Ecco le principali conclusioni del nostro lavoro di osservazione:

  • il discorso di odio è stato veicolato in modo costante durante le tre settimane di monitoraggio della campagna elettorale. In 23 giorni sono state raccolte 787 segnalazioni: più di un messaggio offensivo, razzista e discriminatorio all’ora moltiplicato dalla Rete;
  • le segnalazioni sono state attribuite a 129 candidati unici, di cui 77 sono stati eletti;
  • il 43,5% delle dichiarazioni segnalate sono pervenute dai leader, il 50% da candidati parlamentari e il 6,5% da candidati alla presidenza delle regioni Lazio e Lombardia;
  • complessivamente, inserendo nel calcolo anche i leader, il 51% delle dichiarazioni è da attribuire a candidati della Lega, il 27% a Fratelli d’Italia, il 13% a Forza Italia, il 4% a Casa Pound, il 3% a L’Italia agli Italiani, e il 2% al Movimento 5 Stelle;
  • il canale che ha generato più segnalazioni è stato Facebook, da cui è pervenuto il 73% dei messaggi monitorati. Nel 49,3% dei casi si è trattato di post testuali, nel 38,4% di video e nel 12,3% di fotomontaggi;
  • il fenomeno migratorio è stato il tema centrale delle segnalazioni: il 91% delle dichiarazioni hanno avuto per bersaglio migranti e immigrati;
  • l’11% delle dichiarazioni ha riguardato discriminazioni di tipo religioso, veicolando sentimenti islamofobici;
  • il 6% delle dichiarazioni ha avuto per oggetto la comunità Lgtbi, il 4,8% i rom, e l’1,8% le discriminazioni di genere;
  • il 7% delle dichiarazioni ha incitato direttamente alla violenza;
  • il 32% delle segnalazioni ha veicolato fake news e dati alterati;
  • per quanto riguarda l’immigrazione, il 10% delle segnalazioni ha riguardato la questione della sicurezza e il 7% il tema dell’accoglienza con toni di emergenza, identificando nell’immigrazione una “bomba sociale”, in grado di portare allo “scontro sociale” e alla “guerra in casa”;
  • i fatti violenti di Macerata hanno avuto un ruolo centrale nella campagna elettorale: la nazionalità nigeriana è stata specificamente bersaglio del discorso razzista e di odio;
  • le parole più usate per identificare e raffigurare migranti e immigrati sono state: “clandestini”, “irregolari”, “profughi”, “stranieri”, insieme al ricorso alla disumanizzazione con l’utilizzo di appellativi quali “risorse”, “bestie”, “vermi”.

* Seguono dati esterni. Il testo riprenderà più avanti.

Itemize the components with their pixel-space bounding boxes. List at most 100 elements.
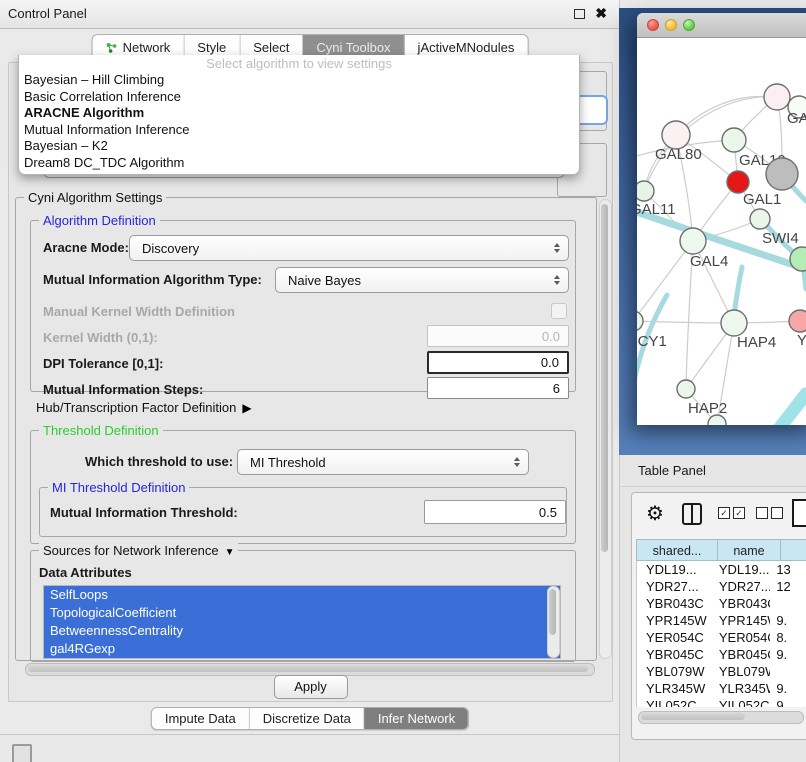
network-node-gcy1[interactable] <box>637 311 643 331</box>
table-cell[interactable]: YPR145W <box>712 612 770 629</box>
table-cell[interactable]: YDR27... <box>712 578 770 595</box>
network-node-gal[interactable] <box>764 84 790 110</box>
settings-hscrollbar-thumb[interactable] <box>28 665 588 672</box>
mi-type-select[interactable]: Naive Bayes <box>275 267 569 293</box>
table-hscrollbar[interactable] <box>638 711 804 724</box>
manual-kernel-checkbox[interactable] <box>551 303 567 319</box>
data-attribute-item[interactable]: BetweennessCentrality <box>44 622 560 640</box>
checked-checkbox-icon[interactable]: ✓ <box>733 507 745 519</box>
network-node-gal10[interactable] <box>722 128 746 152</box>
expand-right-icon[interactable]: ▶ <box>242 401 251 415</box>
algorithm-option[interactable]: ARACNE Algorithm <box>19 105 579 122</box>
float-panel-icon[interactable] <box>574 9 585 19</box>
network-node-gal1[interactable] <box>750 209 770 229</box>
minimized-panel-icon[interactable] <box>12 744 32 762</box>
network-node-gal80[interactable] <box>662 121 690 149</box>
table-row[interactable]: YDR27...YDR27...12 <box>637 578 806 595</box>
table-cell[interactable]: YBL079W <box>712 663 770 680</box>
algorithm-option[interactable]: Bayesian – Hill Climbing <box>19 72 579 89</box>
network-node-hap2[interactable] <box>677 380 695 398</box>
table-cell[interactable]: YDL19... <box>712 561 770 578</box>
table-cell[interactable]: YDR27... <box>637 578 712 595</box>
settings-scrollbar[interactable] <box>599 199 612 659</box>
kernel-width-field[interactable]: 0.0 <box>427 325 569 347</box>
dpi-tolerance-field[interactable]: 0.0 <box>427 351 569 374</box>
column-header-shared-name[interactable]: shared... <box>636 539 718 561</box>
table-cell[interactable]: YLR345W <box>637 680 712 697</box>
table-row[interactable]: YPR145WYPR145W9. <box>637 612 806 629</box>
table-cell[interactable]: YBR043C <box>637 595 712 612</box>
table-cell[interactable]: YDL19... <box>637 561 712 578</box>
table-cell[interactable]: 9. <box>770 680 806 697</box>
network-node-gal11[interactable] <box>637 181 654 201</box>
mi-threshold-field[interactable]: 0.5 <box>424 500 566 524</box>
table-cell[interactable]: YER054C <box>637 629 712 646</box>
network-node-gal4[interactable] <box>680 228 706 254</box>
table-cell[interactable]: 9. <box>770 646 806 663</box>
table-cell[interactable]: YIL052C <box>712 697 770 707</box>
close-icon[interactable]: ✖ <box>595 5 607 22</box>
algorithm-option[interactable]: Bayesian – K2 <box>19 138 579 155</box>
table-row[interactable]: YIL052CYIL052C9 <box>637 697 806 707</box>
table-cell[interactable] <box>770 595 806 612</box>
network-node[interactable] <box>727 171 749 193</box>
tab-infer-network[interactable]: Infer Network <box>364 708 468 729</box>
window-zoom-icon[interactable] <box>683 19 695 31</box>
aracne-mode-select[interactable]: Discovery <box>129 235 569 261</box>
gear-icon[interactable]: ⚙ <box>646 501 664 526</box>
settings-scrollbar-thumb[interactable] <box>601 204 608 552</box>
algorithm-option[interactable]: Dream8 DC_TDC Algorithm <box>19 155 579 172</box>
table-rows[interactable]: YDL19...YDL19...13YDR27...YDR27...12YBR0… <box>636 561 806 707</box>
expand-down-icon[interactable]: ▼ <box>225 547 235 558</box>
table-row[interactable]: YBR043CYBR043C <box>637 595 806 612</box>
unchecked-checkbox-icon[interactable] <box>756 507 768 519</box>
column-header-clipped[interactable] <box>780 539 806 561</box>
table-cell[interactable]: 9 <box>770 697 806 707</box>
checked-checkbox-icon[interactable]: ✓ <box>718 507 730 519</box>
table-cell[interactable]: YIL052C <box>637 697 712 707</box>
mi-steps-field[interactable]: 6 <box>427 377 569 399</box>
algorithm-option[interactable]: Mutual Information Inference <box>19 122 579 139</box>
attributes-scrollbar-thumb[interactable] <box>549 589 556 635</box>
data-attribute-item[interactable]: SelfLoops <box>44 586 560 604</box>
network-canvas[interactable]: GALGAL80GAL10GAL1SWI4GAL11GAL4GCY1HAP4YH… <box>637 38 806 425</box>
network-node[interactable] <box>766 158 798 190</box>
network-window-titlebar[interactable] <box>637 13 806 38</box>
unchecked-checkbox-icon[interactable] <box>771 507 783 519</box>
table-cell[interactable]: YLR345W <box>712 680 770 697</box>
tab-discretize-data[interactable]: Discretize Data <box>249 708 364 729</box>
hub-tf-definition-row[interactable]: Hub/Transcription Factor Definition▶ <box>36 400 252 415</box>
table-cell[interactable] <box>770 663 806 680</box>
table-cell[interactable]: 13 <box>770 561 806 578</box>
table-cell[interactable]: 12 <box>770 578 806 595</box>
table-row[interactable]: YBL079WYBL079W <box>637 663 806 680</box>
table-row[interactable]: YDL19...YDL19...13 <box>637 561 806 578</box>
table-cell[interactable]: YER054C <box>712 629 770 646</box>
tab-impute-data[interactable]: Impute Data <box>152 708 249 729</box>
apply-button[interactable]: Apply <box>274 675 348 699</box>
table-cell[interactable]: YBR043C <box>712 595 770 612</box>
table-cell[interactable]: YBR045C <box>637 646 712 663</box>
table-cell[interactable]: YBL079W <box>637 663 712 680</box>
data-attribute-item[interactable]: TopologicalCoefficient <box>44 604 560 622</box>
network-node-y[interactable] <box>789 310 806 332</box>
window-minimize-icon[interactable] <box>665 19 677 31</box>
column-layout-icon[interactable] <box>682 503 702 525</box>
which-threshold-select[interactable]: MI Threshold <box>237 449 529 475</box>
table-cell[interactable]: 8. <box>770 629 806 646</box>
data-attributes-list[interactable]: SelfLoopsTopologicalCoefficientBetweenne… <box>43 585 561 659</box>
table-row[interactable]: YBR045CYBR045C9. <box>637 646 806 663</box>
column-header-name[interactable]: name <box>717 539 781 561</box>
table-cell[interactable]: YBR045C <box>712 646 770 663</box>
data-attribute-item[interactable]: gal4RGexp <box>44 640 560 658</box>
window-close-icon[interactable] <box>647 19 659 31</box>
algorithm-option[interactable]: Basic Correlation Inference <box>19 89 579 106</box>
table-cell[interactable]: 9. <box>770 612 806 629</box>
table-row[interactable]: YER054CYER054C8. <box>637 629 806 646</box>
network-node-hap4[interactable] <box>721 310 747 336</box>
table-cell[interactable]: YPR145W <box>637 612 712 629</box>
attributes-scrollbar[interactable] <box>547 586 560 658</box>
table-function-icon[interactable] <box>792 499 806 527</box>
table-row[interactable]: YLR345WYLR345W9. <box>637 680 806 697</box>
table-hscrollbar-thumb[interactable] <box>641 713 745 720</box>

Alcune forze politiche si sono servite di stereotipi e incitazioni all’odio per fare propri diffusi sentimenti populisti, identitari e xenofobi, promuovendo la diffusione di un linguaggio incendiario, divisivo, che discrimina anziché promuovere l’eguaglianza, che pensa che minoranze e gruppi vulnerabili siano una minaccia e che i diritti non spettino a tutti“, ha commentato Gianni Rufini, direttore generale di Amnesty International Italia.